The bill (HB 325) passed Friday in the House and must now get Crist's signature before becoming law.
"The governor has generally supported the use of red-light cameras in the past," said Sterling Ivey, the governor's press secretary said. "It is an issue that he has looked upon favorably in the past."
The bill is named in memory of Mark Wandall, a 30-year-old man killed by a red-light runner near his Bradenton home in 2003. His widow, Melissa Wandall, has led a campaign to persuade lawmakers that the cameras would serve as a deterrent and save lives," said Altman, who pointed to research that showed a 40 percent reduction in violations and a corresponding reduction in deaths and injuries in states using the technology.
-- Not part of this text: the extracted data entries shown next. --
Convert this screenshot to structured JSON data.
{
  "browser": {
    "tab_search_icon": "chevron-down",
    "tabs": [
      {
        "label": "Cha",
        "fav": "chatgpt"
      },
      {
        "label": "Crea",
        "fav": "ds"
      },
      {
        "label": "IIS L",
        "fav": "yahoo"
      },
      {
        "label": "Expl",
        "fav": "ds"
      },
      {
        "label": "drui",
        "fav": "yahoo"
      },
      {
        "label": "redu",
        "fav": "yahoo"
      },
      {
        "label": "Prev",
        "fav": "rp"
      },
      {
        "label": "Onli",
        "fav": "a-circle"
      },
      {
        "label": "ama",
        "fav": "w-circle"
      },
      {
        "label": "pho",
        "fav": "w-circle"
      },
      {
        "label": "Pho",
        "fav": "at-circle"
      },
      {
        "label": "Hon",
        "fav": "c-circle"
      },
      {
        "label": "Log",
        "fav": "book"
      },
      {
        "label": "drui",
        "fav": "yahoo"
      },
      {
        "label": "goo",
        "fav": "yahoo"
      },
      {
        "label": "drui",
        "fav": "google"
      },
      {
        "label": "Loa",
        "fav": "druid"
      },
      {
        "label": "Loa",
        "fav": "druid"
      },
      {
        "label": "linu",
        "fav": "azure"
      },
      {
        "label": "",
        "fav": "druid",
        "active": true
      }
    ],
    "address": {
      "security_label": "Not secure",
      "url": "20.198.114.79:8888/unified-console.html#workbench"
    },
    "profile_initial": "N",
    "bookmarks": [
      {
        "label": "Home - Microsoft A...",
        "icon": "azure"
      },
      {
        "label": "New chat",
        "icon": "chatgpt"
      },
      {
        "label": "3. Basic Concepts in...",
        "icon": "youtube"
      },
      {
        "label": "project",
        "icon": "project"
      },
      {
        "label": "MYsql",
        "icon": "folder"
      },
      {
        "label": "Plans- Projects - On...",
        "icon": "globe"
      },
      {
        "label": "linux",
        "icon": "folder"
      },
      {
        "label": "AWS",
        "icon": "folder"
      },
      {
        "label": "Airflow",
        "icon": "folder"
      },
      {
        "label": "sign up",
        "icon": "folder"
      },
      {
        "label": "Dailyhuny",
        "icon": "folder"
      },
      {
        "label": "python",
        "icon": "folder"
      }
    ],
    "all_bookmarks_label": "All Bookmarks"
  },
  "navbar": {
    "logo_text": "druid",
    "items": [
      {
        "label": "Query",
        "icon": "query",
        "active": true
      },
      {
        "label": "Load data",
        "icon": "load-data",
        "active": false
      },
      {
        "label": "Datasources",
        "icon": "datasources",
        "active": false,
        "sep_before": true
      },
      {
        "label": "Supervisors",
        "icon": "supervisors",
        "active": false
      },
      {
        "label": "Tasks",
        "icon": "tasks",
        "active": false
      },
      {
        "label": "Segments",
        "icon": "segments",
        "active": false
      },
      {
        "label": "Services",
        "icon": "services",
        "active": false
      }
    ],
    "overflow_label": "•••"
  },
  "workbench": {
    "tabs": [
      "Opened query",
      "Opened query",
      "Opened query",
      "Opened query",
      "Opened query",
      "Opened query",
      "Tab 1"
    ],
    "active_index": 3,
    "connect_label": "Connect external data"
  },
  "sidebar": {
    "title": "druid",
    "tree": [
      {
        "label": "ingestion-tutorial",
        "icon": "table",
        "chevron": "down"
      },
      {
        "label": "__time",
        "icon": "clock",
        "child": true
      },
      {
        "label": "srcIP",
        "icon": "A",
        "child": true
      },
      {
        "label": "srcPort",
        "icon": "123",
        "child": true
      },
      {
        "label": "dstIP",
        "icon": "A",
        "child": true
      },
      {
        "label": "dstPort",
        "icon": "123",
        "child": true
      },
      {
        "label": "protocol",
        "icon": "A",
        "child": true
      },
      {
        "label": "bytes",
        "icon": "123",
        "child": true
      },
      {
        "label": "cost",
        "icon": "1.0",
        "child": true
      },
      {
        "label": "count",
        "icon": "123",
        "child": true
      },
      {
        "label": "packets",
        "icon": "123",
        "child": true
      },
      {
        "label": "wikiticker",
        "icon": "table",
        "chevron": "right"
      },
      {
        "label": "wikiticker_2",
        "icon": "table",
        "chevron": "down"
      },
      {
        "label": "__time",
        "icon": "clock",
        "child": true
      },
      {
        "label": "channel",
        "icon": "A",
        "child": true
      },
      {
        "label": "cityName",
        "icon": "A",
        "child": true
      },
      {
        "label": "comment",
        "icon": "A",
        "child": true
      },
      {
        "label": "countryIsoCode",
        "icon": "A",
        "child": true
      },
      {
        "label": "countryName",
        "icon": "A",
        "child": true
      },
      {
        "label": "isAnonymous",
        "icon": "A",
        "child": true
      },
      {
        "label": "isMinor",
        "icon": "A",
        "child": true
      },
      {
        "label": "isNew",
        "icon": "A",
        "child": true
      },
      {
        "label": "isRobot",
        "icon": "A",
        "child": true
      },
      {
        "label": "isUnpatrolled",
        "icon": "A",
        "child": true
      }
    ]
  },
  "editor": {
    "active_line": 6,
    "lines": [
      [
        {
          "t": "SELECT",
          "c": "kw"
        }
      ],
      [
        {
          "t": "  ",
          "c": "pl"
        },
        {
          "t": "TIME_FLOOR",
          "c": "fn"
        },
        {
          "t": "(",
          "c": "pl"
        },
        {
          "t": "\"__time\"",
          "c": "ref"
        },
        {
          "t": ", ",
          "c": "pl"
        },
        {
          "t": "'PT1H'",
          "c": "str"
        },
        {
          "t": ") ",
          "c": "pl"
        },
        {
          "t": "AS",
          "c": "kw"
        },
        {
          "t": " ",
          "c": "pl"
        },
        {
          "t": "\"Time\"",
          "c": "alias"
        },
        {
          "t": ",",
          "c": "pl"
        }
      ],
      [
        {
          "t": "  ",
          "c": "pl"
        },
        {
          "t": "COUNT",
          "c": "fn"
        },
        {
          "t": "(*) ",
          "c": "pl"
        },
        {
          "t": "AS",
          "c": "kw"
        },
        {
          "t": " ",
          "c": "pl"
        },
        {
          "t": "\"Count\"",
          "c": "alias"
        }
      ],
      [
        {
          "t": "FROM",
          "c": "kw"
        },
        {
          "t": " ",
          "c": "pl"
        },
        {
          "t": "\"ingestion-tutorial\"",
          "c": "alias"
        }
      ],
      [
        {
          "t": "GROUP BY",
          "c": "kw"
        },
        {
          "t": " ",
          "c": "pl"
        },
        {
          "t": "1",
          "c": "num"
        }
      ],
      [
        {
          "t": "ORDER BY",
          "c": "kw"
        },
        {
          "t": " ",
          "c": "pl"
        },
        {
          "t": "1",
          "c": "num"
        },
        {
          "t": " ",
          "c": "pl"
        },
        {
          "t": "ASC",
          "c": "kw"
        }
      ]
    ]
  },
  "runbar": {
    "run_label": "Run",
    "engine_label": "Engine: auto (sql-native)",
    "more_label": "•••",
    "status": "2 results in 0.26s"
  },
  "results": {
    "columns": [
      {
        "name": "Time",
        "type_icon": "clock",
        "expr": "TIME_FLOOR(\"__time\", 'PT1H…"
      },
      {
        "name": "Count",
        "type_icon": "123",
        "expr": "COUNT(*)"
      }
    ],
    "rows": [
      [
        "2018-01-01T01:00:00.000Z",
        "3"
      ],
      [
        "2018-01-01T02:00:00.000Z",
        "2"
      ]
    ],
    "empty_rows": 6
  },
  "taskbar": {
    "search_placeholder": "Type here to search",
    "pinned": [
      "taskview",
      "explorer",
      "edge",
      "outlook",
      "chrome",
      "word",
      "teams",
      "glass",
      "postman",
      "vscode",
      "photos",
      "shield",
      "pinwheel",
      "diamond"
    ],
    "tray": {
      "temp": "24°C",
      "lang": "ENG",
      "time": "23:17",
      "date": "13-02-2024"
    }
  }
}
A driver ignoring a red light who is caught on camera will be fined $158, but will not have points added to his driver's record. Insurance companies will not be allowed to increase premiums for violations.
Motorists who ignored traffic signals in Florida were blamed for 76 deaths and injuries to 5,607 people in 2008, according to the Department of Highway Safety and Motor Vehicles.
State economists estimate the state will receive more than $29 million in the first year and nearly $95 million in the 2013-14 budget year. Local governments are expected to receive $10 million in the first year and nearly $66 million in 2013-14.
Local governments would get $75 of the $158 fine and state the remainder. Ten dollars of the state's share would go to health care and $3 to the Miami Project to Cure Paralysis for brain and spinal cord research.
Many Florida communities have already installed the cameras at busy intersections, albeit under questionable legal authority.